La grande solitude de l’administrateur apostolique
Laos, 21 décembre 2010 (Apic) L’ordination de Pierre Buntha Silaphet, dans le vicariat de Luang Prabang, au Laos, a été annulée par les autorités locales à la dernière minute. Il se serait agi de la première ordination dans le Nord du pays depuis quarante ans.
Selon Eglises d’Asie, l’agence d’information des missions étrangères de Paris, Mgr Tito Banchong Thopahong, administrateur apostolique du vicariat de Luang Prabang qui est situé dans la partie nord du Laos, avait pourtant obtenu toutes les autorisations nécessaires auprès des autorités pour cette ordination. Saavait été repoussée plusieurs fois avant d’être fixée officiellement au 12 décembre 2010.
Le petit village de Phomvan – dans la province de Sayaboury, au nord du Laos – dont est originaire le futur prêtre devait accueillir la célébration afin de ne pas donner trop d’importance, du moins de manière visible, à l’événement. Depuis l’arrivée au pouvoir des communistes en 1975, et l’expulsion de tous les missionnaires étrangers, la liberté religieuse au Laos est très restreinte et la minorité chrétienne strictement surveillée par le gouvernement. Si la situation varie sensiblement selon les régions – celle du vicariat de Luang Prabang étant considérée comme particulièrement difficile -, la pratique religieuse, les déplacements des membres du clergé ou la construction de lieux de culte sont toujours soumis à l’autorisation gouvernementale.
Dans le vicariat de Luang Prabang, il n’y a plus de cathédrale, mais seulement des chapelles et Mgr Tito Banchong, à près de 60 ans, est le seul prêtre de toute la communauté catholique.
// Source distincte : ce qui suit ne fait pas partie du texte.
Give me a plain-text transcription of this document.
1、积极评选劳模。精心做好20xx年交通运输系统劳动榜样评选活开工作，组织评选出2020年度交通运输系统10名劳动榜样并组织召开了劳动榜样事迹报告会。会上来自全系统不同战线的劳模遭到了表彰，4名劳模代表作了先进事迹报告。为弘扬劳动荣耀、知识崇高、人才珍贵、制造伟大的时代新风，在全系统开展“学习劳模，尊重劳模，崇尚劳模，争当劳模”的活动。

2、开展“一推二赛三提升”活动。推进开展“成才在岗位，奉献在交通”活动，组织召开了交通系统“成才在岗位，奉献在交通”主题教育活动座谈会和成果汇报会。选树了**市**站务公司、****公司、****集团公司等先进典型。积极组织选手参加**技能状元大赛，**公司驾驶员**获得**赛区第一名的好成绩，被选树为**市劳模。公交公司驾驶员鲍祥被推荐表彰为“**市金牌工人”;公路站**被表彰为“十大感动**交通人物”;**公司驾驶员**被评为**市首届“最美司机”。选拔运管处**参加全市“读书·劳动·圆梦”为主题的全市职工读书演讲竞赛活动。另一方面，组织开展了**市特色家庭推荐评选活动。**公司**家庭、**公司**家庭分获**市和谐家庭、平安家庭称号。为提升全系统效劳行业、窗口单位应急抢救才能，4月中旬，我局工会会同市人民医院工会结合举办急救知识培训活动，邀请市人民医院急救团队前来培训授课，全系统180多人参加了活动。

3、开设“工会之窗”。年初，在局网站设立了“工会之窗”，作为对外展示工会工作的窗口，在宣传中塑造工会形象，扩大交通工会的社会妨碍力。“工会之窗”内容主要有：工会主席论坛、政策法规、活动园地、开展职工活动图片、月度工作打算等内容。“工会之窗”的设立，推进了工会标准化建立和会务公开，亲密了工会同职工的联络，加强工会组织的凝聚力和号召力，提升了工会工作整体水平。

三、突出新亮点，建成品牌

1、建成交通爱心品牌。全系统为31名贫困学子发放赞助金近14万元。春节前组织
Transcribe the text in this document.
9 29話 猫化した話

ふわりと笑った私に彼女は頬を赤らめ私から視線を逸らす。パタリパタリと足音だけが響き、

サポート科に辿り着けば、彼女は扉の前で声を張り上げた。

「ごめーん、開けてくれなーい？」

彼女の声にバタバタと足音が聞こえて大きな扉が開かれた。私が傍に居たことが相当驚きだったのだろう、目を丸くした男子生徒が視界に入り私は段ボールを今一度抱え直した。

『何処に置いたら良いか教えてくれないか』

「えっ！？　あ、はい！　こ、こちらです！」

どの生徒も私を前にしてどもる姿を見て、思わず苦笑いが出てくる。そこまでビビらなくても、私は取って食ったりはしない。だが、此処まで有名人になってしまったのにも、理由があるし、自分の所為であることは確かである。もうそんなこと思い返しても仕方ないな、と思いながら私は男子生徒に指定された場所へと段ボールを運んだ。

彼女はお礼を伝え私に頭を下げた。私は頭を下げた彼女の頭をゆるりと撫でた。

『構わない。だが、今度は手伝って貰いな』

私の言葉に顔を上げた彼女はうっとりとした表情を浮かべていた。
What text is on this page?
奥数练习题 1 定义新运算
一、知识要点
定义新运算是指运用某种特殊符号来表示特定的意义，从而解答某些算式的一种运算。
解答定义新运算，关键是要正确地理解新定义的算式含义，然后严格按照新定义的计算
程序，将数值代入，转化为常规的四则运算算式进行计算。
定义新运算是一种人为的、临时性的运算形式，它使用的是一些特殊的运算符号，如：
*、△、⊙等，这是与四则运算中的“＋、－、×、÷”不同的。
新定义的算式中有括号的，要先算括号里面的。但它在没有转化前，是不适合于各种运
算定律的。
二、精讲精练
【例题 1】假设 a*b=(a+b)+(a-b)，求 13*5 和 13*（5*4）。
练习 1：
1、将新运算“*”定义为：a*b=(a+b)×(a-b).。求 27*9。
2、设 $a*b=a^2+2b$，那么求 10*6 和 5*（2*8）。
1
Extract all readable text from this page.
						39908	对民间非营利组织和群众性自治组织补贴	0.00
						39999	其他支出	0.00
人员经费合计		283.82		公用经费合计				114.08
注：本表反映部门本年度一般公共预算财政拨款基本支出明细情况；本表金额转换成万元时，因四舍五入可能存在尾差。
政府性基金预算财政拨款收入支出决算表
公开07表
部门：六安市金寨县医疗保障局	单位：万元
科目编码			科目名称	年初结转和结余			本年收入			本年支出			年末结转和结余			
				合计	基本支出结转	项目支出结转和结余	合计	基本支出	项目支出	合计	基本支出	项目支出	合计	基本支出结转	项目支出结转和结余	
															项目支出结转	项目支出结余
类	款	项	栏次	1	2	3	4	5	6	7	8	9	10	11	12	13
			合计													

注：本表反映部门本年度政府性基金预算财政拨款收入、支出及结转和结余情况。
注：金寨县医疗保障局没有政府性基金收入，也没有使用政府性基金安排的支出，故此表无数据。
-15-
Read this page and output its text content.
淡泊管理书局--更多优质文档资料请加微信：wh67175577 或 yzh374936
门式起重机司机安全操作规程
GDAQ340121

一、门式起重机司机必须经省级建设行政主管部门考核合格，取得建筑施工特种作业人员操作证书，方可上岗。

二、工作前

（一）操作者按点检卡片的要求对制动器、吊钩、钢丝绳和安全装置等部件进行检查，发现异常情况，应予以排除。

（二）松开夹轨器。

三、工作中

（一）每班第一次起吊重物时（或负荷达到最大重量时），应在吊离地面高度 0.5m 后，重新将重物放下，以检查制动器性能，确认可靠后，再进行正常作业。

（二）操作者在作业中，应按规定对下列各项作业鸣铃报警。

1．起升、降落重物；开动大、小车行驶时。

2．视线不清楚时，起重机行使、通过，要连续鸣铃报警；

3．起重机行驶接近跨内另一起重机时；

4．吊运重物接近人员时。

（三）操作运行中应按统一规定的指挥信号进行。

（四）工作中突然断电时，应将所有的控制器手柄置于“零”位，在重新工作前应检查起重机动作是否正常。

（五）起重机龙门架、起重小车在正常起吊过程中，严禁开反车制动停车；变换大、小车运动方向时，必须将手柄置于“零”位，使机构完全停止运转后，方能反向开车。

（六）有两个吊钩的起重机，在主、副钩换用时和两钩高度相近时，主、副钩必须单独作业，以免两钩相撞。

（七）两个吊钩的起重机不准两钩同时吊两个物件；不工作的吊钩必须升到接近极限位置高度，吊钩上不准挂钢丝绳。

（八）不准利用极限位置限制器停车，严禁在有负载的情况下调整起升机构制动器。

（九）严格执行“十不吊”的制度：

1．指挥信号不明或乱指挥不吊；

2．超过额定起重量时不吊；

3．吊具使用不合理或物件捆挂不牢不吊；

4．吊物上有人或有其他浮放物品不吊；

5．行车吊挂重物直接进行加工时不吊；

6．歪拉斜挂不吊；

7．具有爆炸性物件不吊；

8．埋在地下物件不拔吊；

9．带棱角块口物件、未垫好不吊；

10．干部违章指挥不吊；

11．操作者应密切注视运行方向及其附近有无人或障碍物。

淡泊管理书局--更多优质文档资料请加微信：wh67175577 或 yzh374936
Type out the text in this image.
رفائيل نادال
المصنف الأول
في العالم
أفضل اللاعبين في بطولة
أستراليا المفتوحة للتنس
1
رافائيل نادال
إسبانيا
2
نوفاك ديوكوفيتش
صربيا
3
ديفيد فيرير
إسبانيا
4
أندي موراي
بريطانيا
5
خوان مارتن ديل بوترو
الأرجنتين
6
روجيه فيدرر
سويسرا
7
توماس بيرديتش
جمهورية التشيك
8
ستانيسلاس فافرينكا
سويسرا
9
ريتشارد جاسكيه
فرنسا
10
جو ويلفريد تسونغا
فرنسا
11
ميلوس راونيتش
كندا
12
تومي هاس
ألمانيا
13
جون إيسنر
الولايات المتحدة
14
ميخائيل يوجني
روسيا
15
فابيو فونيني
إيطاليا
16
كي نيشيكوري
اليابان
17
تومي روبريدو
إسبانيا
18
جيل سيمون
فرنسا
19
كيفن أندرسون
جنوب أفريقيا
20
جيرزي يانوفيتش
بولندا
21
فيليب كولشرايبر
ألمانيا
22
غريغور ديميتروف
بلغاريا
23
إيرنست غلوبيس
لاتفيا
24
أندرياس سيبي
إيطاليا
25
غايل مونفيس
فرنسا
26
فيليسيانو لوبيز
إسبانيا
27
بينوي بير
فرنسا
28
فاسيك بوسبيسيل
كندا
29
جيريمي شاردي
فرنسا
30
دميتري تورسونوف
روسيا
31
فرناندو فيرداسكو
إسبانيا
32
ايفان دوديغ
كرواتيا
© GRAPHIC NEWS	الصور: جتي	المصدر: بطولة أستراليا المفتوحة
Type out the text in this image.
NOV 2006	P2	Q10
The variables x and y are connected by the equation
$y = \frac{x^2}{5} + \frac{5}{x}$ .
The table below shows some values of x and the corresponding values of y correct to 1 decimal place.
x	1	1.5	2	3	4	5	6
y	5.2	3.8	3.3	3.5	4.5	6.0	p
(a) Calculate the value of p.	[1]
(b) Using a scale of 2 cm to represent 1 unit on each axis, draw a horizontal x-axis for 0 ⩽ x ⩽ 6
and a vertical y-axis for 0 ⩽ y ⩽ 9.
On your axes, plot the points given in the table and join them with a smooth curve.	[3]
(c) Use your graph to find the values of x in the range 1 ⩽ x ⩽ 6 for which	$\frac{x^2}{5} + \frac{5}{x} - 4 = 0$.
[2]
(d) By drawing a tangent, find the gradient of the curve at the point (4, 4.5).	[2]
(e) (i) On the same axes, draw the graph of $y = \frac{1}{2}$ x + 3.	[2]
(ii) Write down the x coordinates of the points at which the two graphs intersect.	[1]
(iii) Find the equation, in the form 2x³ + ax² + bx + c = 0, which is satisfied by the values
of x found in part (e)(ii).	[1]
Malgré les nombreuses restrictions et interdictions dont il est l’objet de la part des autorités locales, comme celles de rendre visite à certaines communautés de son vicariat ou encore de ne pouvoir résider officiellement à Luang Prabang, le prélat espérait être enfin secondé dans son ministère par le jeune séminariste de 30 ans, issu de l’ethnie aborigène k’hmu (*) et formé à ses côtés.
Mais le 10 décembre dernier, soit deux jours avant la célébration, les autorités ont retiré l’autorisation précédemment accordée en vue de l’ordination de Pierre Buntha Silaphet. Aucune explication officielle n’a pour le moment été fournie, hormis l’impossibilité de procéder à une ordination sacerdotale dans le vicariat de Luang Prabang. Mgr Banchong a d’ores et déjà commencé des démarches auprès des vicariats voisins dont celui de Vientiane où l’ordination a plus de chance d’avoir lieu.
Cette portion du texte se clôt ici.